III. Die Rechtsbeschwerde wird zugelassen.
Gründe
I. Gegenstand des Verfahrens bildet die Löschung eines Amtswiderspruchs gegen die Löschung eines dinglichen Vorkaufsrechts.
Der Beteiligte zu 2 ist seit 2.2.2015 im Grundbuch als Eigentümer von Grundbesitz (FlSt 236) eingetragen. In Abt. II des Grundbuchs war am 26.1.1972 unter lfd. Nr. 1 folgende Belastung eingetragen worden:
Je Vorkaufsrecht für die jeweiligen Eigentümer der Grundstücke Flste. 141/3, 238 und 236/1 (Blatt ...); gemäß Bewilligung vom 02.06.1971; Gleichrang unter sich und Gleichrang mit Lasten Abt. II/2 (Geh- und Fahrtrecht für die herrschenden Grundstücke).
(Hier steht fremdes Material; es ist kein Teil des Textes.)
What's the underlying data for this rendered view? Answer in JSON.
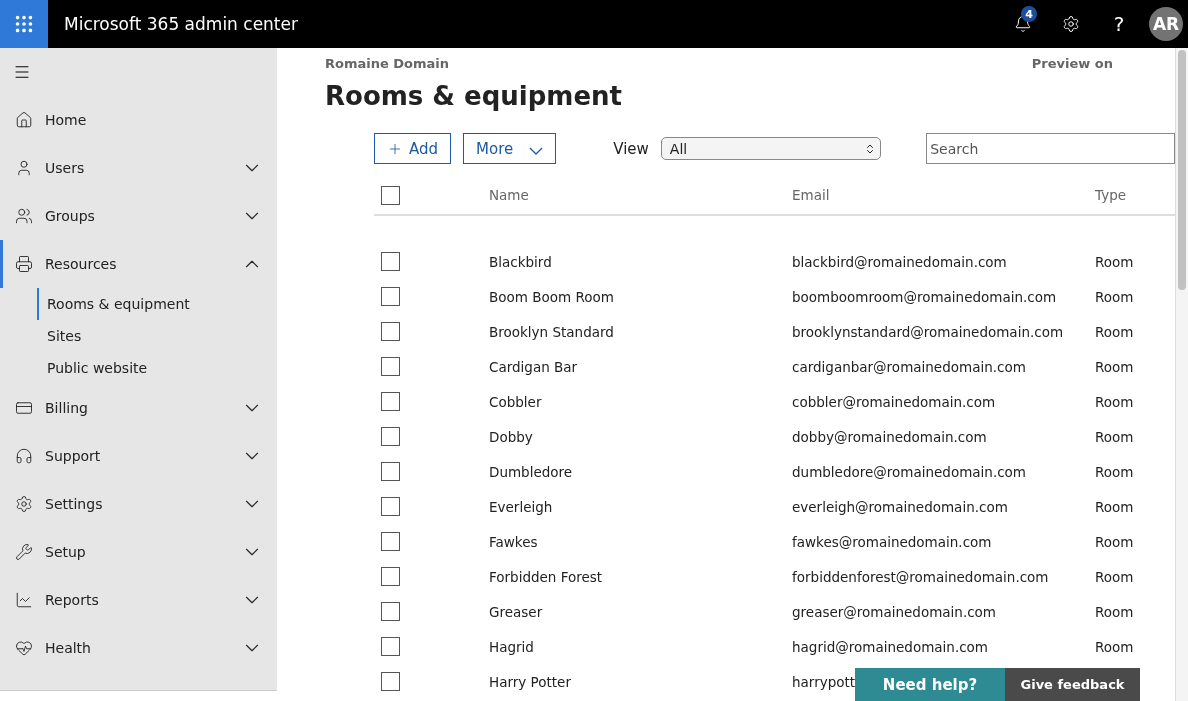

Die Eintragung beruht auf der zu Notarsurkunde vom 2.6.1971 erklärten Bewilligung des damaligen Eigentümers. Dieser hatte im Zuge einer Veräußerung von drei Grundstücken (FlSt 141/3, FlSt 238 sowie zwei Teilflächen aus FlSt 236 (alt) und FlSt 235) an eine Kommanditgesellschaft zu notarieller Urkunde vom 8.4.1970 - Abschnitt J - zu Lasten des im Eigentum behaltenen Restgrundstücks FlSt 236 (neu) folgendes subjektiv-dingliche Vorkaufsrecht bestellt:
Der Veräußerer, und zwar zugleich mit Wirkung für seine Rechtsnachfolger im Eigentum des Restgrundstücks Fl. St. Nr. 236 ... räumt hiermit dem jeweiligen Eigentümer des Kaufgrundbesitzes ... für den nächsten Verkaufsfall das dingliche Vorkaufsrecht ein.
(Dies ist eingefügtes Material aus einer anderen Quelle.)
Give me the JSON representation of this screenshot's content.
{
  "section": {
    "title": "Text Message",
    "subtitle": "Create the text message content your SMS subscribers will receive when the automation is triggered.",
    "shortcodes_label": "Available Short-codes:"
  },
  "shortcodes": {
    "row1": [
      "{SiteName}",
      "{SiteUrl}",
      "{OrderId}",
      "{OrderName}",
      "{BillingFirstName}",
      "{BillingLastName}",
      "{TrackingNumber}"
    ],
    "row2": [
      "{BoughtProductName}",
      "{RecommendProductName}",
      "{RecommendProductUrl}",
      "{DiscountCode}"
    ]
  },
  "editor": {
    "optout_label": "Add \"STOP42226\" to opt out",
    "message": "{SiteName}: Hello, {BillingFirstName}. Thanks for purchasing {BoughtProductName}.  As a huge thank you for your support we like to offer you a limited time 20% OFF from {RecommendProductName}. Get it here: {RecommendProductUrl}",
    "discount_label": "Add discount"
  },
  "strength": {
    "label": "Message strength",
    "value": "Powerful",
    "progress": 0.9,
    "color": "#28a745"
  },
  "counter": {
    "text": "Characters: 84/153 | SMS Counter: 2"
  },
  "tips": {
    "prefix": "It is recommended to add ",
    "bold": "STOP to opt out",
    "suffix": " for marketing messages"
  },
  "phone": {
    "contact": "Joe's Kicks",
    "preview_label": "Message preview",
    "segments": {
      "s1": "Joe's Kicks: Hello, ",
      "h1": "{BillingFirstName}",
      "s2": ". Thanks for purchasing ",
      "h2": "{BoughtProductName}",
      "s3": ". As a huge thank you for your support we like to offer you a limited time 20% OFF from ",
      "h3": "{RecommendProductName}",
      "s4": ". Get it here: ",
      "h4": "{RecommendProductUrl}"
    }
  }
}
Die Bewilligungsurkunde vom 2.6.1971 nimmt auf diese Rechtsbestellung Bezug. Bewilligt wurde die Eintragung des lt. Buchstabe J der Vorurkunde eingeräumten Vorkaufsrechtes an Flst. Nr. 236 ... je zu Gunsten des jeweiligen Eigentümers des neugebildeten Grundstücks Flst. Nr. 236/1 sowie der Grundstücke Flst. Nr. 141/3 und 238 ... an nächstoffener Rangstelle in das Grundbuch.
Das Restgrundstück (FlSt 236) übertrug der kinderlose Eigentümer mit notariellem Überlassungsvertrag vom 22.12.2006 unter Vorbehalt des lebenslangen Nießbrauchs unentgeltlich auf seine Schwester Elisabeth R.. Die in Abteilung II des Grundbuchs eingetragenen Rechte übernahm die Erwerberin "in Kenntnis ihres Inhalts zur weiteren dinglichen Duldung und Erfüllung" (Ziff. VI der Urkunde). Am 11.1.2007 wurde die Eigentumsumschreibung im Grundbuch vollzogen.
Am 25.7.2014 beantragte Elisabeth R., notariell vertreten, die Löschung des Vorkaufsrechts. Das vom früheren Eigentümer für den nächsten Verkaufsfall eingeräumte Recht sei infolge der Eigentumsübertragung auf sie löschungsreif. Das Grundbuchamt vollzog die Löschung antragsgemäß am 11.8.2014 ohne Anhörung der Berechtigten.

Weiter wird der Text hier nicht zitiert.